A recipe for gratitude

Updated: Jan 30, 2021


This Thanksgiving holiday is bound to be somewhat different.


There is so much to be grateful for, yet there is a whole lot of loss and grief happening all around us.


Scrolling through your social media feed or watching the news on the TV for just a few minutes can leave you a sense of uncertainty, sadness, and hopelessness.

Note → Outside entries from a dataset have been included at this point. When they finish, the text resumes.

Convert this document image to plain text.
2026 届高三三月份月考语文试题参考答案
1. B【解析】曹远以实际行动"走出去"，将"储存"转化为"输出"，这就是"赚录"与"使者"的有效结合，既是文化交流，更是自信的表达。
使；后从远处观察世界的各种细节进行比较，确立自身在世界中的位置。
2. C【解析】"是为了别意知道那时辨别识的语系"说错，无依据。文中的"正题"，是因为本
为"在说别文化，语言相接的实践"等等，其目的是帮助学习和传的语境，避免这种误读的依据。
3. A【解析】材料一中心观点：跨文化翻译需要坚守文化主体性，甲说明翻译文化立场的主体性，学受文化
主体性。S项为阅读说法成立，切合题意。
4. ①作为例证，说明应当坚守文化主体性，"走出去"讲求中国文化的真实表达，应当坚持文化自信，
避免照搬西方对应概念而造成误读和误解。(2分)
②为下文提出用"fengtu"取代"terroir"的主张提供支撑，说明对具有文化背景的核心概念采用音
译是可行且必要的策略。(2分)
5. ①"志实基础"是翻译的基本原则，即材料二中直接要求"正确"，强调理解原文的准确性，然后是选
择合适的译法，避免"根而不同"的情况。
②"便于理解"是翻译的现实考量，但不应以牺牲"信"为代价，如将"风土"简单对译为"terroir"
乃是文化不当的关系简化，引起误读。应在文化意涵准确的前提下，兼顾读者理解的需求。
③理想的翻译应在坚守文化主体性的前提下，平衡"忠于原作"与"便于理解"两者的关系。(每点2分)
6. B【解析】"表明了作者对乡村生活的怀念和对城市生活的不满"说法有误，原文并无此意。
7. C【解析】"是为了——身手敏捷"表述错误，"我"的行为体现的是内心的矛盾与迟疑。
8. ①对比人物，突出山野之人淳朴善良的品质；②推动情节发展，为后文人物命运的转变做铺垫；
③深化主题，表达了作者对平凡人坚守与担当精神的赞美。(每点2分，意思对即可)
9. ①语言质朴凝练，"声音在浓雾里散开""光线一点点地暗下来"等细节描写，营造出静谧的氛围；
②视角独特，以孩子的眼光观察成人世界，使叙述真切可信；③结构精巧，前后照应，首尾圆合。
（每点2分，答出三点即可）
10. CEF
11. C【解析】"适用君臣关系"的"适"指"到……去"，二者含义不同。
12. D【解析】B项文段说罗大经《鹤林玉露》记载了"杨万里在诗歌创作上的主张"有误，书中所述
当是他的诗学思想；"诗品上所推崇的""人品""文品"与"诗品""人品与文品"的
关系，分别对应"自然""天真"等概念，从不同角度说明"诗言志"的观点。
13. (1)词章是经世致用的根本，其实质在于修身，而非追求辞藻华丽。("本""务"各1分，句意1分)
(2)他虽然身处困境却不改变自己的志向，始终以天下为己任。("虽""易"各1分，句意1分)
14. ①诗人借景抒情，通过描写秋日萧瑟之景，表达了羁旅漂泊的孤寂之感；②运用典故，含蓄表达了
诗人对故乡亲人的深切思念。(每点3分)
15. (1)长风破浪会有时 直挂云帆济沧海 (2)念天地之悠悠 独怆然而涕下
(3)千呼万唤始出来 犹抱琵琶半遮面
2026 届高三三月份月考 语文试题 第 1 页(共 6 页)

For that very reason, that is, the burden of loss of normalcy, and predictability, and the emotional toll that the COVID-19 pandemic has taken on all of us, is that gratitude becomes even more important this year.


Gratitude is defined by the Cambridge Dictionary as “the feeling or quality of being grateful”, while “grateful” is defined as “showing or expressing thanks, especially to another person”. These definitions point to two components of gratitude: the ‘feeling’ or emotional experience of gratitude, and the ‘being’ grateful, that is, acts or behaviours that show or express that feeling.


Why is feeling grateful, and living with gratitude helpful?


Well, in short, because gratitude can make you physically healthier, better equipped to deal with adversity and happier.


Research in the field of positive psychology has shown that "gratitude is strongly and consistently associated with greater happiness”*, and that, my friends, is something we can use more of in 2020.


So here are a few ideas that you can try, during and after the Thanksgiving holiday:


- Write down 5-10 names of people, things, or experiences that you are grateful for,


- Sit down for a few minutes, and with your eyes closed, visualize in your mind each of the ‘things’ you wrote about,


- Walk around your home, and find 5-10 things that you are grateful for, or that bring back memories of people, places, or experiences that you are thankful for,


- Go for a walk, and as you walk, notice 5-10 things that make you feel grateful (i.e. trees, air going into your body etc.).


- Write a card, a text message, or a note to one or more people whom you appreciate to let them know why you are grateful to have them in your life.


May you experience a renewed sense of hope and joy as you practice gratitude this Thanksgiving and in the days ahead.


*Extract from theGiving thanks can make you happierarticle, by Harvard Health Publishing, Harvard Medical School.